Сведенборгианские образы множества небес и преисподних вдохновляли литераторов — наверное, прежде всего потому, что традиционный христианский образ ада и вечного наказания не согласовывался с понятием благого Бога. Легче представить себе естественное тяготение подобных к подобным, которые возносятся на небеса или падают в преисподнюю в силу этого взаимного влечения, а не осуждения. Поэты черпали из Сведенборга полными пригоршнями — например, когда, подобно Бодлеру, взяли у него идею соответствий между чувственным и духовным мирами, придав им значение символов.
Первая мировая война положила конец господству французского, владение которым означало в Европе принадлежность к высшим кругам. Однако в межвоенное двадцатилетие он отчасти сохранил свои позиции, и лишь к концу 30-х люди начали учить английский. Я освоил азы английского по самоучителям и по достоинству оценил двуязычные книжечки с легкими рассказами — например, Киплинга. Впрочем, настоящее изучение этого языка началось во время войны, в Варшаве. Меня и Янку учил ее приятель из киногруппы «Старт» Тусь Тёплиц [65] , впоследствии мэтр Лодзинской киношколы. Он, как ни в чем не бывало, ходил по Варшаве, давая уроки и не позволяя себе думать, что, будучи евреем, рискует при этом жизнью. И под его влиянием мы тоже отгоняли от себя мысль, что ему грозит опасность. Правда, на крайний случай у него, кажется, были итальянские документы. Затем нашей учительницей была Мэри Скрижалина — англичанка, квакерша, которая приехала в Польшу с квакерской благотворительной миссией после Первой мировой и вышла замуж за русского эмигранта. У нее было двое детей: сын считал себя русским, дочь — англичанкой. Начало германо-советской войны обернулось для Мэри трагедией: ее сын ушел служить в каких-то русских войсках при немецкой армии, чтобы сражаться с большевиками, и с тех пор она не получила от него ни единой весточки. Мэри Скрижалина была доброй и славной. Вероятно, она погибла во время восстания.
65
Ежи Бонавентура Тёплиц (1909–1995) — историк кино, кинокритик, основатель и многолетний ректор Лодзинской киношколы.

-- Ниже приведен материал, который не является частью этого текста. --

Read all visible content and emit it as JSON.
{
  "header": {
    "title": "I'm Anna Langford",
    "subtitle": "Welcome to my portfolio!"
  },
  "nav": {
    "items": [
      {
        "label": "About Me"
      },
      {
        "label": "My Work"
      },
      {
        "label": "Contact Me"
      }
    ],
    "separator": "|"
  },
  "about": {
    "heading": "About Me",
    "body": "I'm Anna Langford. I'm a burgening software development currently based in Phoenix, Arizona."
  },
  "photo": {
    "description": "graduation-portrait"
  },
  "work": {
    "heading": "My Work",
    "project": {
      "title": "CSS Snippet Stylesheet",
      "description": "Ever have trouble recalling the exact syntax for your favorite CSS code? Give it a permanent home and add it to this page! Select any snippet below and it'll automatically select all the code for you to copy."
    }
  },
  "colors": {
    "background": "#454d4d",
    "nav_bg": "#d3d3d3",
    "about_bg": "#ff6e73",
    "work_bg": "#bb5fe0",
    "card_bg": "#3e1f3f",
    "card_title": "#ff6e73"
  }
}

Мои успехи в английском придали мне смелости, и я — по заказу Эдмунда Вертинского из тайного Театрального совета — решился перевести «Как вам это понравится» Шекспира. Правда, я все-таки заглядывал во французские и польские переводы. Лучше всего у меня получились песни — их исполнение радовало нас и наших друзей. На первую половину 1944 года пришелся мой перевод «Бесплодной земли» T. С. Элиота.
Живя в Америке, я столкнулся с проблематикой переводов во всем ее многообразии. Совершенно очевидно, что переводы в значительной степени формируют литературу и лексику многих стран. В Польше так было с латынью и французским. Неизбежное столкновение с технической цивилизацией и ее английскими терминами заставляет задуматься, что оставить как есть, а что полонизировать. Например, как перевести mass media [66] — как «средства массовой информации»? Боюсь, что этот полонизированный вариант ввел в обиход именно я, переводя эссе для изданного парижской «Культурой» сборника «Массовая культура».
66
Средства массовой информации — по-польски «srodki masowego przekazu».

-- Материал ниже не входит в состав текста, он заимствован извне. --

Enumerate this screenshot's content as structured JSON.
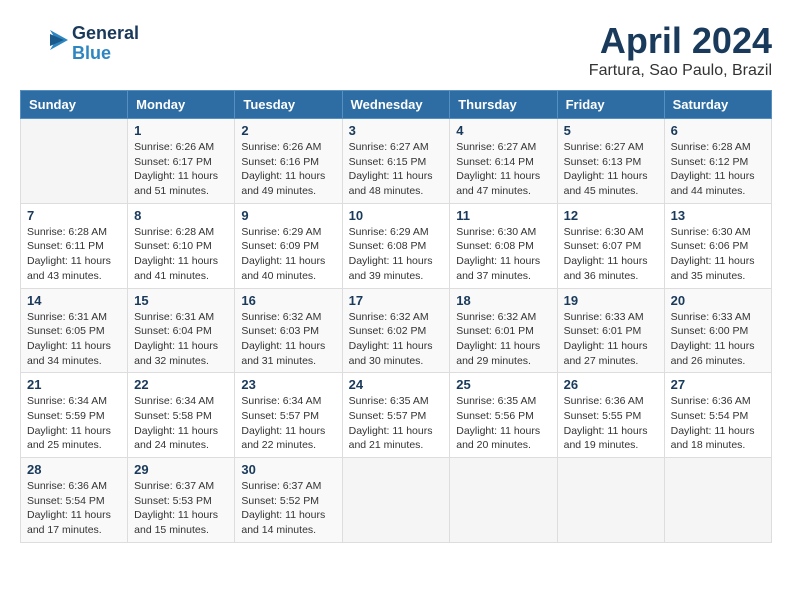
{
  "logo": {
    "general": "General",
    "blue": "Blue"
  },
  "title": "April 2024",
  "location": "Fartura, Sao Paulo, Brazil",
  "headers": [
    "Sunday",
    "Monday",
    "Tuesday",
    "Wednesday",
    "Thursday",
    "Friday",
    "Saturday"
  ],
  "weeks": [
    [
      {
        "day": "",
        "info": ""
      },
      {
        "day": "1",
        "info": "Sunrise: 6:26 AM\nSunset: 6:17 PM\nDaylight: 11 hours\nand 51 minutes."
      },
      {
        "day": "2",
        "info": "Sunrise: 6:26 AM\nSunset: 6:16 PM\nDaylight: 11 hours\nand 49 minutes."
      },
      {
        "day": "3",
        "info": "Sunrise: 6:27 AM\nSunset: 6:15 PM\nDaylight: 11 hours\nand 48 minutes."
      },
      {
        "day": "4",
        "info": "Sunrise: 6:27 AM\nSunset: 6:14 PM\nDaylight: 11 hours\nand 47 minutes."
      },
      {
        "day": "5",
        "info": "Sunrise: 6:27 AM\nSunset: 6:13 PM\nDaylight: 11 hours\nand 45 minutes."
      },
      {
        "day": "6",
        "info": "Sunrise: 6:28 AM\nSunset: 6:12 PM\nDaylight: 11 hours\nand 44 minutes."
      }
    ],
    [
      {
        "day": "7",
        "info": "Sunrise: 6:28 AM\nSunset: 6:11 PM\nDaylight: 11 hours\nand 43 minutes."
      },
      {
        "day": "8",
        "info": "Sunrise: 6:28 AM\nSunset: 6:10 PM\nDaylight: 11 hours\nand 41 minutes."
      },
      {
        "day": "9",
        "info": "Sunrise: 6:29 AM\nSunset: 6:09 PM\nDaylight: 11 hours\nand 40 minutes."
      },
      {
        "day": "10",
        "info": "Sunrise: 6:29 AM\nSunset: 6:08 PM\nDaylight: 11 hours\nand 39 minutes."
      },
      {
        "day": "11",
        "info": "Sunrise: 6:30 AM\nSunset: 6:08 PM\nDaylight: 11 hours\nand 37 minutes."
      },
      {
        "day": "12",
        "info": "Sunrise: 6:30 AM\nSunset: 6:07 PM\nDaylight: 11 hours\nand 36 minutes."
      },
      {
        "day": "13",
        "info": "Sunrise: 6:30 AM\nSunset: 6:06 PM\nDaylight: 11 hours\nand 35 minutes."
      }
    ],
    [
      {
        "day": "14",
        "info": "Sunrise: 6:31 AM\nSunset: 6:05 PM\nDaylight: 11 hours\nand 34 minutes."
      },
      {
        "day": "15",
        "info": "Sunrise: 6:31 AM\nSunset: 6:04 PM\nDaylight: 11 hours\nand 32 minutes."
      },
      {
        "day": "16",
        "info": "Sunrise: 6:32 AM\nSunset: 6:03 PM\nDaylight: 11 hours\nand 31 minutes."
      },
      {
        "day": "17",
        "info": "Sunrise: 6:32 AM\nSunset: 6:02 PM\nDaylight: 11 hours\nand 30 minutes."
      },
      {
        "day": "18",
        "info": "Sunrise: 6:32 AM\nSunset: 6:01 PM\nDaylight: 11 hours\nand 29 minutes."
      },
      {
        "day": "19",
        "info": "Sunrise: 6:33 AM\nSunset: 6:01 PM\nDaylight: 11 hours\nand 27 minutes."
      },
      {
        "day": "20",
        "info": "Sunrise: 6:33 AM\nSunset: 6:00 PM\nDaylight: 11 hours\nand 26 minutes."
      }
    ],
    [
      {
        "day": "21",
        "info": "Sunrise: 6:34 AM\nSunset: 5:59 PM\nDaylight: 11 hours\nand 25 minutes."
      },
      {
        "day": "22",
        "info": "Sunrise: 6:34 AM\nSunset: 5:58 PM\nDaylight: 11 hours\nand 24 minutes."
      },
      {
        "day": "23",
        "info": "Sunrise: 6:34 AM\nSunset: 5:57 PM\nDaylight: 11 hours\nand 22 minutes."
      },
      {
        "day": "24",
        "info": "Sunrise: 6:35 AM\nSunset: 5:57 PM\nDaylight: 11 hours\nand 21 minutes."
      },
      {
        "day": "25",
        "info": "Sunrise: 6:35 AM\nSunset: 5:56 PM\nDaylight: 11 hours\nand 20 minutes."
      },
      {
        "day": "26",
        "info": "Sunrise: 6:36 AM\nSunset: 5:55 PM\nDaylight: 11 hours\nand 19 minutes."
      },
      {
        "day": "27",
        "info": "Sunrise: 6:36 AM\nSunset: 5:54 PM\nDaylight: 11 hours\nand 18 minutes."
      }
    ],
    [
      {
        "day": "28",
        "info": "Sunrise: 6:36 AM\nSunset: 5:54 PM\nDaylight: 11 hours\nand 17 minutes."
      },
      {
        "day": "29",
        "info": "Sunrise: 6:37 AM\nSunset: 5:53 PM\nDaylight: 11 hours\nand 15 minutes."
      },
      {
        "day": "30",
        "info": "Sunrise: 6:37 AM\nSunset: 5:52 PM\nDaylight: 11 hours\nand 14 minutes."
      },
      {
        "day": "",
        "info": ""
      },
      {
        "day": "",
        "info": ""
      },
      {
        "day": "",
        "info": ""
      },
      {
        "day": "",
        "info": ""
      }
    ]
  ]
}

В Университете Беркли я вел семинар по переводу поэзии, используя то, чему научился в нашей виленской гимназии на уроках латыни Адольфа Рожека. Это был демократический метод коллективного перевода. Результатом совместной работы со студентами стала антология послевоенных польских поэтов, однако я предпочитал переводить других, а не себя — последнее гораздо труднее. Долгое время я был известен в одних кругах как автор «Порабощенного разума», в других — как переводчик поэтов, в первую очередь Збигнева Херберта. Как самостоятельный поэт я приобрел известность лишь в конце семидесятых.
Это была Варшава 1937–1938 годов, Варшава моего суженного сознания. Бассейн «Легии», домашние обеды у пани Даровской — кажется, где-то на Хожей (я закрываю глаза и вижу кусок тротуара, вход в парадную), моя квартира в Саской-Кемпе [67] , доставшаяся мне в наследство от Мицинских на время их пребывания во Франции. С Анкой меня познакомил Стась Ковнацкий, учившийся в политехнике вместе с ее братом. Значит, это было уже после возвращения Стася из Кембриджа? Видимо, да. Воронцовы были русскими с примесью азиатской крови — наверное, этим объяснялась немного ласточкина красота Анки и миндалевидный разрез ее глаз. Вопреки аристократической фамилии у них был продуктовый магазинчик где-то в Праге [68] , но детям они обеспечили образование. Кажется, Анка закончила юридический. Она предпочитала мужское общество, явно была из породы маркитанток и эротических сестер милосердия. Наша связь была недолгой. Духовно нас отделяли друг от друга тысячи миль, ибо она принадлежала к НРЛ [69] и преклонялась перед Вождем, Болеславом Пясецким [70] . Будучи уверена, что харизма Вождя должна подействовать на каждого, она настаивала до тех пор, пока я не согласился с ним встретиться. Белокурая бестия, спокойный, излучающий силу. Он не восхитил меня, зато впоследствии я смог понять некоторые его приключения — например, почему в тюрьме он произвел на Серова [71] такое впечатление, что тот решил его отпустить.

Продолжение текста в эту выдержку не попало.